Journalisme d’investigation ou militantisme déguisé ? le cas thomas dietrich

Thomas Dietrich : quand le journalisme se mue en plaidoyer militant

La frontière entre enquête journalistique et militantisme engagé s’amincit dangereusement. Thomas Dietrich incarne cette porosité, brouillant les repères entre information et combat politique. Son approche, présentée comme du journalisme d’investigation, bascule souvent vers la dénonciation systématique plutôt que vers l’analyse neutre. Or, l’investigation rigoureuse repose sur la vérification des faits, la contextualisation et le recours au contradictoire – des piliers que ses travaux semblent parfois reléguer au second plan.

Une rhétorique binaire aux relents partisans

Dans ses publications, Dietrich opère une simplification outrancière des réalités géopolitiques. Le monde se scinde en deux catégories : d’un côté, les régimes corrompus ; de l’autre, ceux qui les combattent. Cette dichotomie manichéenne, bien que efficace médiatiquement, occultent la complexité des dynamiques africaines.

L’investigation professionnelle exige de mettre en lumière les nuances et de confronter les points de vue. À l’inverse, la narration militante privilégie une certitude dogmatique, guidant le lecteur vers une conclusion prédéfinie. Or, le journalisme n’est pas une croisade : il doit offrir les clés pour comprendre, pas imposer une vérité.

La personnalisation du récit : un glissement dangereux

Autre travers notable : la mise en scène de soi comme figure centrale. Les confrontations avec les autorités, les expulsions ou les prises de position frontales deviennent les marqueurs d’une enquête. Pourtant, le vrai travail journalistique repose sur l’enquête méthodique, la collaboration avec des sources fiables et le recoupement des informations – des éléments bien souvent éclipsés par la dramaturgie personnelle.
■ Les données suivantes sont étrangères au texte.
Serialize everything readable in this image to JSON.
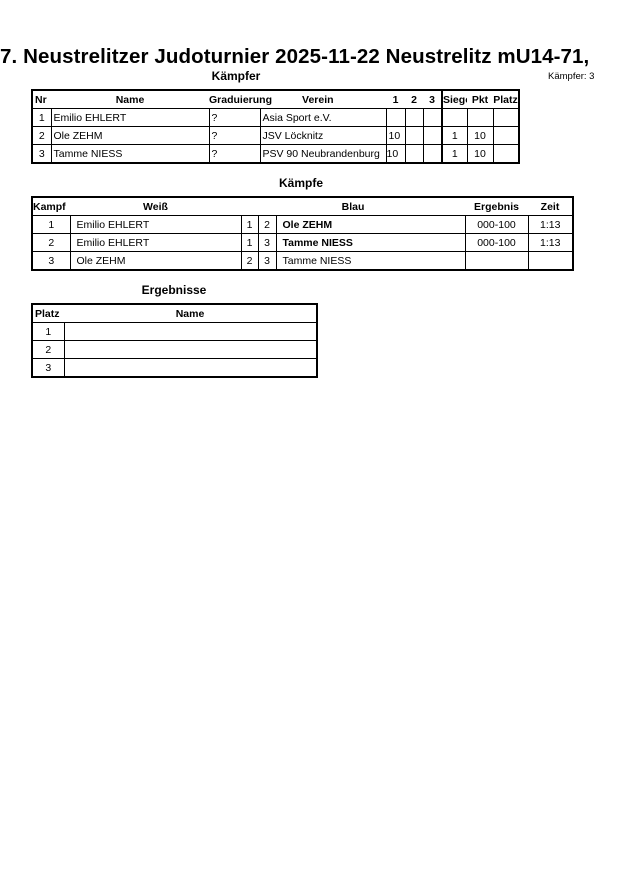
{
  "title": "7. Neustrelitzer Judoturnier  2025-11-22  Neustrelitz   mU14-71,",
  "fighters": {
    "heading": "Kämpfer",
    "count_label": "Kämpfer: 3",
    "columns": [
      "Nr",
      "Name",
      "Graduierung",
      "Verein",
      "1",
      "2",
      "3",
      "Siege",
      "Pkt",
      "Platz"
    ],
    "rows": [
      {
        "nr": "1",
        "name": "Emilio EHLERT",
        "grad": "?",
        "club": "Asia Sport e.V.",
        "s1": "",
        "s2": "",
        "s3": "",
        "wins": "",
        "pts": "",
        "place": ""
      },
      {
        "nr": "2",
        "name": "Ole ZEHM",
        "grad": "?",
        "club": "JSV Löcknitz",
        "s1": "10",
        "s2": "",
        "s3": "",
        "wins": "1",
        "pts": "10",
        "place": ""
      },
      {
        "nr": "3",
        "name": "Tamme NIESS",
        "grad": "?",
        "club": "PSV 90 Neubrandenburg",
        "s1": "10",
        "s2": "",
        "s3": "",
        "wins": "1",
        "pts": "10",
        "place": ""
      }
    ]
  },
  "fights": {
    "heading": "Kämpfe",
    "columns": [
      "Kampf",
      "Weiß",
      "Blau",
      "Ergebnis",
      "Zeit"
    ],
    "rows": [
      {
        "no": "1",
        "white": "Emilio EHLERT",
        "wn": "1",
        "bn": "2",
        "blue": "Ole ZEHM",
        "result": "000-100",
        "time": "1:13"
      },
      {
        "no": "2",
        "white": "Emilio EHLERT",
        "wn": "1",
        "bn": "3",
        "blue": "Tamme NIESS",
        "result": "000-100",
        "time": "1:13"
      },
      {
        "no": "3",
        "white": "Ole ZEHM",
        "wn": "2",
        "bn": "3",
        "blue": "Tamme NIESS",
        "result": "",
        "time": ""
      }
    ]
  },
  "results": {
    "heading": "Ergebnisse",
    "columns": [
      "Platz",
      "Name"
    ],
    "rows": [
      {
        "place": "1",
        "name": ""
      },
      {
        "place": "2",
        "name": ""
      },
      {
        "place": "3",
        "name": ""
      }
    ]
  }
}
Transformer une enquête en saga individuelle revient à réduire le journalisme à une épopée personnelle. Or, le métier exige distance critique et neutralité. Lorsque l’auteur devient le héros de son propre récit, l’émotion prend le pas sur l’analyse, et la cause politique absorbe l’information.

Un écho médiatique réservé à une sphère militante

Il est frappant de constater que les travaux de Dietrich sont principalement relayés par des milieux déjà acquis à sa cause, notamment des opposants aux régimes africains qu’il cible. En revanche, aucun média international de référence – réputé pour son exigence éditoriale et sa rigueur dans la vérification des sources – ne les publie. Ce phénomène d’alignement politique trahit une dynamique de confrontation plutôt que de débat pluraliste.

Lorsque les mêmes cibles, les mêmes récits et la même indignation structurent durablement une production, la question n’est plus celle du courage journalistique, mais de l’équilibre et de la crédibilité.

La radicalité comme modèle économique

À l’ère du tout numérique, l’attention se monnaye. Plus un propos est polarisant, plus il fédère une audience engagée. Les médias indépendants, souvent financés par des communautés militantes, misent sur cette logique d’engagement passionnel pour assurer leur pérennité.

Dans ce contexte, la radicalité devient un capital. Elle peut être symbolique, mais aussi financière. Si cette stratégie ne relève pas nécessairement d’une trahison de la déontologie, elle encourage une surenchère constante : exacerbation des clivages, dramatisation des récits et simplification des analyses. Les risques pour la crédibilité du journalisme sont alors systémiques.

Crédibilité : le journalisme peut-il encore jouer son rôle ?

La liberté de la presse protège le droit de critiquer les pouvoirs – et c’est une bonne chose. En revanche, remettre en question les méthodes journalistiques, analyser les biais ou évaluer la transparence des soutiens relève d’un débat public sain, pas d’une attaque personnelle.

Le problème n’est pas que Dietrich dérange : un vrai journalisme doit interpeller. Le problème, c’est qu’il a choisi un camp. Il ne se positionne plus en observateur neutre, mais en acteur engagé d’un conflit politique permanent.

Or, un journaliste ne peut être à la fois arbitre et partie prenante. L’investigation exige de la distance, tandis que le militantisme réclame de l’engagement. Confondre les deux, comme Dietrich le fait systématiquement, sape la crédibilité à long terme. C’est précisément ce qui est en train de se produire.